A memoir about the author's lifelong struggle with female friendships. In this intensive yet refreshing self-analysis, Tate, the author of Group: How One Therapist and a Circle of Strangers Saved My Life, dissects the nature of her bonds with women. The author recalls ghosting most of her friends in Texas when she relocated to Chicago for college, then letting all of her graduate school friendships "wither, quickly and fatally," in favor of placating an alcoholic boyfriend. As Tate demonstrates, this legacy extends back to grade school, when she sacrificed bonds with girls for popularity and dating, all while dealing with low self-esteem, shame, and anxiety. Nearing 50, Tate reflects on a lifetime of friendships from which she had "withdrawn, drifted away, lost touch." She also let insecurities about her relationships with her mother and sister distort what could have developed into significant bonds with other women. Therapy sessions only helped so much, barely addressing Tate's internalized fears of female competition or jealousy or allowing her to disarm "the lie of my own unworthiness." In 1998, the author met older, wiser Meredith at a 12-step recovery program meeting in Chicago, and her future brightened.
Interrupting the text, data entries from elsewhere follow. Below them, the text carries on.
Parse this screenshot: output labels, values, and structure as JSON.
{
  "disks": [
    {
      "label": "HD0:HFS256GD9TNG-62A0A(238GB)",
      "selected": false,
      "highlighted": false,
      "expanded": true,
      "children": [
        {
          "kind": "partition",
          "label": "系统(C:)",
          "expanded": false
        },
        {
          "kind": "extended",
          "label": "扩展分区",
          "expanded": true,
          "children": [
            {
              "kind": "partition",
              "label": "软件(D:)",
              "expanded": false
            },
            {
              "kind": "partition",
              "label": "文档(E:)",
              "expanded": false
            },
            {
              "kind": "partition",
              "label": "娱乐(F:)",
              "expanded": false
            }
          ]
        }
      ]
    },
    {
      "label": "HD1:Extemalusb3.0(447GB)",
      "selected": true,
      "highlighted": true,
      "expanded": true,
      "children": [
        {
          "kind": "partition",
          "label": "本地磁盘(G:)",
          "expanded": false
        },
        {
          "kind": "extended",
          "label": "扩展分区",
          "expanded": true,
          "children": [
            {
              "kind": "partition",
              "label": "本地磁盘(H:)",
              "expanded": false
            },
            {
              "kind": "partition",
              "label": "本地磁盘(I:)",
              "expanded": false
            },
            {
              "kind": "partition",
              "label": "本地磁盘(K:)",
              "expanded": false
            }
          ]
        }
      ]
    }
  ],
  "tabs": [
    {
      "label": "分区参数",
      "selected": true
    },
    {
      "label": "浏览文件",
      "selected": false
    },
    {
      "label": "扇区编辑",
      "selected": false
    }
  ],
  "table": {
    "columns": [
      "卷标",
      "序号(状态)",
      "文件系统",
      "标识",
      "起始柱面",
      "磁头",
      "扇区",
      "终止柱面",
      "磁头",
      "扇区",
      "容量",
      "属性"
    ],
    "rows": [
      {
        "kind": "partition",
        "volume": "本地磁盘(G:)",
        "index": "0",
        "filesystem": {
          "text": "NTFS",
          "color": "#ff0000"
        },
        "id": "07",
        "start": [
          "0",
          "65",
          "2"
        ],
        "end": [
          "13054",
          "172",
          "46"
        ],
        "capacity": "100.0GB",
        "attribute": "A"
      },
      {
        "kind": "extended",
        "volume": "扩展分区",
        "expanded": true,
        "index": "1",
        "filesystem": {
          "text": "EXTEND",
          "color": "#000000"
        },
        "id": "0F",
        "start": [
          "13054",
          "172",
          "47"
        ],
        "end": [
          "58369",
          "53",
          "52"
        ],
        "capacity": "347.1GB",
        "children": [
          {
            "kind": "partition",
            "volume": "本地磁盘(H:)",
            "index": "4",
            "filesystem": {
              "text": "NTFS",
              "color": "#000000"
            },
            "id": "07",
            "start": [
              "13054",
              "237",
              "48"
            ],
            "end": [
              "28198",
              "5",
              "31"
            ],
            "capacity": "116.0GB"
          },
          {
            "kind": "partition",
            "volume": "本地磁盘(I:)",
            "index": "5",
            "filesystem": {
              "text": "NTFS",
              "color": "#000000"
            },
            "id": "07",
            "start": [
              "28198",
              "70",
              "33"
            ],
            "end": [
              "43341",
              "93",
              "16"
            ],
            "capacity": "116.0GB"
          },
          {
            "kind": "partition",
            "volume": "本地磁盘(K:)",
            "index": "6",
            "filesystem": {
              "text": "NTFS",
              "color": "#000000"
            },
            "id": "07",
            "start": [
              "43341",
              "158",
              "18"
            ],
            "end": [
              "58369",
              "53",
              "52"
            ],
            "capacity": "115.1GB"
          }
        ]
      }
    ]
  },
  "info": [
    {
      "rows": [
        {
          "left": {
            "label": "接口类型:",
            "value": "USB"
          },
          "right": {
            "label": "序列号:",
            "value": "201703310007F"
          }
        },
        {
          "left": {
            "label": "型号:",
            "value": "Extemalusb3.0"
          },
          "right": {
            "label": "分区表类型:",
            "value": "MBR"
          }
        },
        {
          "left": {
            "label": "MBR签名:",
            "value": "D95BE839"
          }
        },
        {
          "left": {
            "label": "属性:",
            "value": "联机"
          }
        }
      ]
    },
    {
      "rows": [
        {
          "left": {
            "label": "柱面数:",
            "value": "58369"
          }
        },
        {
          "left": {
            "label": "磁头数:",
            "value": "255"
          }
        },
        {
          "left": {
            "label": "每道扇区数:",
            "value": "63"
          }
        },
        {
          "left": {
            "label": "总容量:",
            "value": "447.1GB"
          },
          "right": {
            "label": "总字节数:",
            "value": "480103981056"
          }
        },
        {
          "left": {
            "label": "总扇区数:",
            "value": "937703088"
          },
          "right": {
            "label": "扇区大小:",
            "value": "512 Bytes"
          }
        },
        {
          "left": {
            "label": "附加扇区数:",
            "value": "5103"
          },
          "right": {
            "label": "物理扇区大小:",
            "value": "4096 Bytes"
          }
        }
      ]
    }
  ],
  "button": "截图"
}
After Meredith coached her to perform the "emotional labor" necessary to confront her issues, they enjoyed an immensely rewarding friendship for over a decade, until Meredith's terminal cancer diagnosis. Tate's chatty exposition tends to blunt some of the heftier core points about the importance of unpacking one's psychological baggage and the value of establishing deeper interpersonal bonds. Nonetheless, after making cathartic amends to several of the people she ghosted along the way, the author clearly appreciates and respects the idea of female friendship and holds herself fully accountable for her mistakes. Readers will grasp the amount of work it takes to cultivate and preserve these kinds of bonds. A meaningful, memorable journey from inner pain to honest, open, and enduring friendship. Copyright (c) Kirkus Reviews, used with permission.

Author notes provided by Syndetics

Christie Tate is the author of the New York Times bestseller Group , which was a Reese's Book Club selection. She has been published in The New York Times , The Washington Post , Chicago Tribune , McSweeney's Internet Tendency , and elsewhere, and she lives in Chicago with her family.